The association of omega-6 fatty acids with IS and its risk factors from previous studies were nonuniform [11, 24, 29, 30, 52, 53], as some found no effects of omega-6 fats on IS, others found the protective effects [11, 14, 54]. Population-based studies found that serum LA was inversely associated with the risk of IS [14, 29, 30, 52] and HDL-C, LDL-C, TC [24, 55]. However, our MR results found that LA had no association with IS, which was supported by a systematic review of RCTs that LA did not result in increments of inflammatory metabolites [53]. Further, some research found that the effects of LA on IS might be counteracted by HDL-C and TC as LA was inversely associated with HDL-C, and TC [24, 55, 56]. In general, it might be that increase in LA reduced HDL-C and TC stimulatingly produced the counteracted effect, causing no effects of LA on IS. For another omega-6, A pooled analysis containing 30 prospective studies suggested higher AA had no association with the occurrence of IS [29]. Nevertheless, AA can be converted into pro-inflammatory markers [22], and inflammation plays a crucial role in atherosclerotic disease, including IS [5,6,7,8], which could underpin our results that higher AA was positively associated with the risk of IS, HDL-C, LDL-C, and TC. The further inference was that AA may increase IS through rising lipids level. Thus, the pro-inflammatory effects of AA might mainly influence the lipid metabolism, and further increase the risk of IS. Moreover, the pooled analysis noted that omega-6 had a neutral effect on blood pressure [24], whereas our evidence posed that AA had a lower effect on DBP, deserving further exploration. Importantly, the experiment confirmed that LA could convert into AA [13, 57]. Combining with our results, High circulating omega-6 fatty acids, especially AA, might be harmful to IS.

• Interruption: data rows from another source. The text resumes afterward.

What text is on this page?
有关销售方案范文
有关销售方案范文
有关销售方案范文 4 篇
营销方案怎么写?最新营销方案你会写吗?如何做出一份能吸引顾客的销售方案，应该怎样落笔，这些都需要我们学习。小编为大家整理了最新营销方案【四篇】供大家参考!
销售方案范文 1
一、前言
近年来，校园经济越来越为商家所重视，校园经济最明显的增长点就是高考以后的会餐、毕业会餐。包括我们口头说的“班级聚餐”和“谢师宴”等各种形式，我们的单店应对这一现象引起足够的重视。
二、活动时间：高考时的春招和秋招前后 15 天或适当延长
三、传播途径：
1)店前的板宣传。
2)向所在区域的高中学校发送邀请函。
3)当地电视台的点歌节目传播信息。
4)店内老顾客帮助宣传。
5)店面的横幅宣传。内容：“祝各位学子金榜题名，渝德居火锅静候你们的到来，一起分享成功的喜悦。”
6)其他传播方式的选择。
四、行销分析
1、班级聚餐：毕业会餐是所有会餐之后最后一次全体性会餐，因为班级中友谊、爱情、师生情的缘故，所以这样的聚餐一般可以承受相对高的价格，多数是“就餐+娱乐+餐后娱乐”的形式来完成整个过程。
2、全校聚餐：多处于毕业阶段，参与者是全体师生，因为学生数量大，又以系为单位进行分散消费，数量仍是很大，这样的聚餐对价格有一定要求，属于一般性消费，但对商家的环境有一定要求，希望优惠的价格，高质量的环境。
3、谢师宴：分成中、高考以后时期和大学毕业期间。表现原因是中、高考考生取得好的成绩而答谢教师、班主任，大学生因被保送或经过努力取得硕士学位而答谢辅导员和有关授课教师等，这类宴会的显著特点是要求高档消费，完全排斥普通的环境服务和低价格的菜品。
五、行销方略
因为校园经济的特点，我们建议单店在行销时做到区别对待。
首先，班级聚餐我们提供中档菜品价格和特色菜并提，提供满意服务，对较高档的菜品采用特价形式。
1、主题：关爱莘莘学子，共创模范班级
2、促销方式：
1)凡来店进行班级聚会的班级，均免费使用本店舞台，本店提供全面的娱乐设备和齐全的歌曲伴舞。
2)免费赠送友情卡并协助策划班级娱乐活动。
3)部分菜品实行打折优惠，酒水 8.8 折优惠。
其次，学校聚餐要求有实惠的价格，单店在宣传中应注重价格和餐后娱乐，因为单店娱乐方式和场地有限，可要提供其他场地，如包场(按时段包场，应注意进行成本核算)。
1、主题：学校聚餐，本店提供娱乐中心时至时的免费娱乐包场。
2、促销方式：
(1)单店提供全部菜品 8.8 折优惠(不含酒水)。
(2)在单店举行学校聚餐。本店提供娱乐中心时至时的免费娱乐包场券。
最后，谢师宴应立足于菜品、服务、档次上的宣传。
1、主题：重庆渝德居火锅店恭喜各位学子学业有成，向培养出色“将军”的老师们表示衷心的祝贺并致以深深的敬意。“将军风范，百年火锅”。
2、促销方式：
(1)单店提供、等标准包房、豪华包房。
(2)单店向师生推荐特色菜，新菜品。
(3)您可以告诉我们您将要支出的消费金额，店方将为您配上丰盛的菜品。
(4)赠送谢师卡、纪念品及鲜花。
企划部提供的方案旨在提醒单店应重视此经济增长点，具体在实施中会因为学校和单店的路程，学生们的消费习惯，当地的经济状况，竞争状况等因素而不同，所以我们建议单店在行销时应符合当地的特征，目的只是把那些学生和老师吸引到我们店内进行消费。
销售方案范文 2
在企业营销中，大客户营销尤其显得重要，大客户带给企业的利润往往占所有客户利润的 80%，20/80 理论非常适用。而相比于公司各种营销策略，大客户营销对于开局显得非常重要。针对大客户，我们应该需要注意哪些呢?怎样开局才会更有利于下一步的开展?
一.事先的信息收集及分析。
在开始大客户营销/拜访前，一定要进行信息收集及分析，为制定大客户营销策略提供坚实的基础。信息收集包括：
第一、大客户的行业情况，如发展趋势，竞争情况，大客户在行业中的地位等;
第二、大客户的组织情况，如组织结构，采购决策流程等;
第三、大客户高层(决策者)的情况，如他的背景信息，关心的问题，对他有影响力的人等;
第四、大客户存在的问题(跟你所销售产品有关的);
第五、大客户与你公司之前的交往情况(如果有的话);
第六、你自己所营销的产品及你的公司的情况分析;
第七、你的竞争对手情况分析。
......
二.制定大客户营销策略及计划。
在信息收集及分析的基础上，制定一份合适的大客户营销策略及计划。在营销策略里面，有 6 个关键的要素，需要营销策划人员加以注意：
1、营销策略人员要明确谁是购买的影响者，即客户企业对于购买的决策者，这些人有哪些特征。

As for omega-3 fatty acids, their association with IS and these factors were also conflicting. Cohort investigations and reviews have preferred that intake of products rich in EPA, DHA, DPA was associated with a lower risk of IS [17,18,19, 23] and benefited for dyslipidemias [58, 59]. Afore meta-analysis or intervention trials highlight that the effect of ALA on IS was unknown because of low quality, on lipids (HDL-C, LDL-C, TC) [60,61,62] was contradictory. Because limited by different duration, small sample size, substantial quit, misclassification of PUFA, memory bias, confounding such as eating fish [61], previous views were inconsistent. However, MR had the overwhelming superiority that it could avoid confounders and inverse causality. To make clear the association between different types of omega-3 fatty acids and IS, we designed the MR research. Our results showed suggestive evidence that ALA, not EPA, DHA or DPA was of benefit in the prevention of IS, which could support some intervention trials [21, 60, 63,64,65,66]. The further inference was that ALA may lower IS through decrease lipids level. In addition, we used PUFA in vivo, which could specify which part of PUFA exerted its influence and be more precise than the dietary PUFA in previous studies.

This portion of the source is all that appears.